You and your employees may spend more than half your waking hours in the workplace. Creating a work environment that is as comfortable as possible can boost morale and productivity while reducing sickness absence. It will also ensure your business is compliant with health and safety legislation.
1. Carry out a risk assessment. Walk around your premises and note any hazards you encounter, such as clutter, trailing cables and machinery with sharp edges. Consider the risk each presents and the steps you could take to minimise it.
2. Continue by listing all the processes and activities that take place in your business, such as lifting or driving, and identify the hazards associated with each. Again, work out the steps you will need to take to minimise risk.
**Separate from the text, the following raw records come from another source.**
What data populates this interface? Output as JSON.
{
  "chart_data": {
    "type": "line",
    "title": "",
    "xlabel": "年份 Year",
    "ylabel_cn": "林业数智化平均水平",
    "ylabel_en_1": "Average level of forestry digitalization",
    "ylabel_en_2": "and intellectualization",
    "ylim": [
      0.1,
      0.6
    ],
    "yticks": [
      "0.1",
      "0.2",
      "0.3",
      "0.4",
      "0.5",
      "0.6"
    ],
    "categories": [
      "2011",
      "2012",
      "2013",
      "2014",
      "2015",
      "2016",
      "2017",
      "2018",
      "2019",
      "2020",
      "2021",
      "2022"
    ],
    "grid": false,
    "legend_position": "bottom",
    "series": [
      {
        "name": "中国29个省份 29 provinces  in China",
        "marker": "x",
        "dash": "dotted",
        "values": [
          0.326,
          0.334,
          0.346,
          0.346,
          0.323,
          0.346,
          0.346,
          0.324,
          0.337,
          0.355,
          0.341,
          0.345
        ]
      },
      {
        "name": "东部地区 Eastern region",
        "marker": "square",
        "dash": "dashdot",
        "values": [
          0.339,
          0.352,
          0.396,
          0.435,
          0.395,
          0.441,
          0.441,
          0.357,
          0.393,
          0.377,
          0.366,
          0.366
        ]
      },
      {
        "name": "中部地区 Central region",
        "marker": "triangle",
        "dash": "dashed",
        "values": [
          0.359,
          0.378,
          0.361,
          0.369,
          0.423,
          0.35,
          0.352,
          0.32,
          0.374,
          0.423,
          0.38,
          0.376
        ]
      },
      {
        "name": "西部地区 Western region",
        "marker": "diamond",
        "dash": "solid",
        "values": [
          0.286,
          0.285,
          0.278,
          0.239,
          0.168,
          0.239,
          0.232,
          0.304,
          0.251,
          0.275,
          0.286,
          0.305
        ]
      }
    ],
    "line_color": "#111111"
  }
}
3. Look at your machinery. Check that it is fit for purpose and well-maintained. Check also that employees working at machinery are physically comfortable, have appropriate protective equipment and sufficient space in which to operate. Be sure not to overlook people working at computers.
4. Consult everybody in the business. Employees can often identify areas of health and safety concern that you might miss.
5. Create a written health and safety policy which sets out how you manage health and safety in your workplace. Share it with staff, emphasising key points on posters and make plans to review the policy regularly. The Health & Safety Executive (HSE) provides a policy template on their website: www.hse.gov.uk/business/policy-statement.pdf.
6. Organise health and safety training for staff and appoint a staff representative to implement and review your policy.
7. Pay attention to the work environment: employees are entitled to a well-ventilated, clean, well-lit workspace. Ensure cleaning is undertaken, waste removed regularly and poor or flickering lighting is dealt with promptly.
8. Take steps to ensure the temperature in your premises is 'reasonable'. In most industries, this means a minimum temperature of 16 degrees Celsius; if there are particularly warm or cold spots in your premises, consider moving employees or providing air conditioning or warm workwear.
9. Look at your washing and toilet areas. Is there hot as well as cold water, and are the facilities regularly cleaned? Showers are essential if your employees are involved in dirty work but they are also welcomed by staff who cycle or run to work, or exercise in their lunch break.
10. A rest area where staff can enjoy their breaks can make a big difference to working lives. Providing drinking water is a legal requirement, but supplying other hot and cold drinks, even kitchen facilities, can make the workplace much more comfortable.
11. Look after employees' mental health by monitoring working hours to ensure no one is overworking. Holding regular staff forums in which feedback is welcome can also help keep a check on stress levels.
12. Take steps to minimise conflict by implementing anti-bullying, anti-harassment and anti-discrimination measures. Ensure your staff understand these and feel able to raise problems with you.